SAP Datasphere & Databricks
Tata Consultancy Services · Bengaluru, Karnataka, India - Hyderabad, Telangana, India
Tata Consultancy Services · Bengaluru, Karnataka, India - Hyderabad, Telangana, India
**Key Responsibilities:** - **Hybrid Data Architecture:** Design and implement a seamless data mesh/lakehouse architecture integrating SAP Datasphere (Data & Business Layers and Data Spaces.) with the Databricks Lakehouse Platform. - **Data Pipeline Engineering:** Develop and maintain scalable, low-latency ETL/ELT pipelines using PySpark, Spark SQL, Delta Live Tables (DLT), and Datasphere Replication/Transformation flows. - **Semantic Layer Integration:** Expose SAP Datasphere analytical datasets and business models seamlessly to Databricks, ensuring business logic (like hierarchies and currencies) is preserved or effectively translated. - **Federation vs.

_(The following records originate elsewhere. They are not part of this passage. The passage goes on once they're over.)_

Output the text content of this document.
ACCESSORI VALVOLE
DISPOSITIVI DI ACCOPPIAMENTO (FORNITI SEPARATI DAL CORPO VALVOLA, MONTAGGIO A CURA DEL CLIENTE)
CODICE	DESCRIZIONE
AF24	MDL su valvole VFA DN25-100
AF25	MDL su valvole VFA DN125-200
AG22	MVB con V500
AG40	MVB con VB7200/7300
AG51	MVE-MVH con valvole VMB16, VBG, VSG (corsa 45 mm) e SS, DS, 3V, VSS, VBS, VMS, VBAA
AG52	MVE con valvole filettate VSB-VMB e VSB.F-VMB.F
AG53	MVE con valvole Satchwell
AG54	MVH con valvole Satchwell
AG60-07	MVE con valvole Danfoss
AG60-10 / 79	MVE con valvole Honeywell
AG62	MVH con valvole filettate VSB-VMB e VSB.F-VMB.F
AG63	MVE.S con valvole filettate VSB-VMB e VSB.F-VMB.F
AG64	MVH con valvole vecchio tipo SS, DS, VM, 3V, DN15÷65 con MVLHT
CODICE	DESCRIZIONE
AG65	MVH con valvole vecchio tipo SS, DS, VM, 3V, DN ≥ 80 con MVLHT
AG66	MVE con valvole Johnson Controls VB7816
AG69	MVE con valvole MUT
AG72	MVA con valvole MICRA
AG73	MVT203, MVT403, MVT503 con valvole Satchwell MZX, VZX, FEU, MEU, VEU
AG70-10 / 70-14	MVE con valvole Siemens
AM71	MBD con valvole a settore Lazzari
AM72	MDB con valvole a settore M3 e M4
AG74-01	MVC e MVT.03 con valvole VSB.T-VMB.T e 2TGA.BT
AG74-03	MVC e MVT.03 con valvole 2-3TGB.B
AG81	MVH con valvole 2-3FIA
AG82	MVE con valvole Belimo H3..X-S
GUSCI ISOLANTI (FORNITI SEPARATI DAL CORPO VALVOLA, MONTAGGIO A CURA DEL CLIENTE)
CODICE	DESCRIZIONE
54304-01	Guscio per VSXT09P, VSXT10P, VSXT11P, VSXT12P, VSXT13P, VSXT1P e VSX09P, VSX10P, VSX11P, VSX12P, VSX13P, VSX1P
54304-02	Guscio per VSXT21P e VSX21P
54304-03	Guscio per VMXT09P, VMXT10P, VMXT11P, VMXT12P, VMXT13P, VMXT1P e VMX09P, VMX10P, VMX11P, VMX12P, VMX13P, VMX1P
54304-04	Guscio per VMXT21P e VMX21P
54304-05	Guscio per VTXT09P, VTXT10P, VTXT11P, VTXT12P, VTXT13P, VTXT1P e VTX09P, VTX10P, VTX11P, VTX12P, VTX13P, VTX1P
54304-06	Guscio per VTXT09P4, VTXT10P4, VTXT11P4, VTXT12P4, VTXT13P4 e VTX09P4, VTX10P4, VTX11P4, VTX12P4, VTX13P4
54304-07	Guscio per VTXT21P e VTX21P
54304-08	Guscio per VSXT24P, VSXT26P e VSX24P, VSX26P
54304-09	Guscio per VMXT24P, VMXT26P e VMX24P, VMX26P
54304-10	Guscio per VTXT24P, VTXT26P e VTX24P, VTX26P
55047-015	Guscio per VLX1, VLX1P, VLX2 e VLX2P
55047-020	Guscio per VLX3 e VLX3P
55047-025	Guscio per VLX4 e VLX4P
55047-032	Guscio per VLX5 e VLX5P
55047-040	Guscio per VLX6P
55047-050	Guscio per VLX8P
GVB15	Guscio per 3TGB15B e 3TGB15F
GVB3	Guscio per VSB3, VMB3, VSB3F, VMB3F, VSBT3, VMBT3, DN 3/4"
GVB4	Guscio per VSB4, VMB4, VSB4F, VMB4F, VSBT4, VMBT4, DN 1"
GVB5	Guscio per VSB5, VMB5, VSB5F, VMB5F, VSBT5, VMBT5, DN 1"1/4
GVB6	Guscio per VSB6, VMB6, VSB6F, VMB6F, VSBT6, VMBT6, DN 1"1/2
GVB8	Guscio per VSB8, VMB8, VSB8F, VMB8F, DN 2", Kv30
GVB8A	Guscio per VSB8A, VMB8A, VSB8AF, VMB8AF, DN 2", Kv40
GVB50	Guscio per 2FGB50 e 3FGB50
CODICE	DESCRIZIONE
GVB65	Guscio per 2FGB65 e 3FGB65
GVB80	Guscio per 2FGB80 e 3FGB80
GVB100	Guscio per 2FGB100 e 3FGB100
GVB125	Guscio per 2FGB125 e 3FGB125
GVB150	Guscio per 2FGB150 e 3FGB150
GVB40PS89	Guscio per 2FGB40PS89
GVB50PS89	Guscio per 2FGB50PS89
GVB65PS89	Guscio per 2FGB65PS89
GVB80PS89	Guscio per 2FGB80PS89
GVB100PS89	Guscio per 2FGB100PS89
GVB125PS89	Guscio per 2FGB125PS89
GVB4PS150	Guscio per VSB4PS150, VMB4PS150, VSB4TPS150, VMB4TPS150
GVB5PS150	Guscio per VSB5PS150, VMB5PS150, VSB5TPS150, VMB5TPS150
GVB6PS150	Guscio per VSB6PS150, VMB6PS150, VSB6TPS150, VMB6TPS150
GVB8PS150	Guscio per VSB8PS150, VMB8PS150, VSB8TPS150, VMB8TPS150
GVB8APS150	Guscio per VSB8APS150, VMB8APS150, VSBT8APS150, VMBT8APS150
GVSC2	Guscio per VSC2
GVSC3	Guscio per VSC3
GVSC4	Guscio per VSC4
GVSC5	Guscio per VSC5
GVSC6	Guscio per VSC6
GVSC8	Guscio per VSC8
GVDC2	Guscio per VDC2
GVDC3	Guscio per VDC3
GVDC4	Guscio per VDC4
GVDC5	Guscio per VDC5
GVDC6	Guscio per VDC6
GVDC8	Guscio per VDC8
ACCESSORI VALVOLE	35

Ingestion Strategy:** Establish governance on when to federate queries live from Databricks to Datasphere versus when to ingest and persist heavy SAP datasets into Delta Lake. - **Unified Governance:** Implement end-to-end data governance, lineage tracking and security matrix enforcement utilizing **Databricks Unity Catalog** alongside Datasphere Spaces and scoping rules. - **Performance Optimization:** Monitor and tune data transfer rates, cluster sizes, and query execution plans across both cloud platforms to minimize egress costs and maximize speed. **Must Have Skills:** **Technical Core** - **SAP Datasphere Expertise:** 2 years of production experience with SAP Datasphere, including Space Management, Data Builder, Business Builder, and integration with S/4HANA or BW/4HANA. - **Databricks Mastery:** 3+ years of hands-on experience building enterprise-grade lakehouses using Databricks, PySpark, and Delta Lake. - **Advanced Data Ingestion:** Deep understanding of modern integration patterns between SAP cloud products and hyperscaler storage (ADLS Gen2, AWS S3) via Kafka, SAP FedML, or OData/CDI streaming. - **Data Governance:** Strong experience with **Unity Catalog** for managing cross-platform data access and data lineage. - **Cross-Ecosystem Fluency:** Ability to speak the language of both traditional SAP functional teams (ABAP, S/4 schemas) and modern cloud data science teams. - **Agile & DevOps:** Experience with CI/CD tools (Git, Azure DevOps, GitHub Actions) adapted for Databricks notebooks and Datasphere transports. - **Communication:** Exceptional communication skills to present architectural decisions to executive stakeholders and technical teams alike.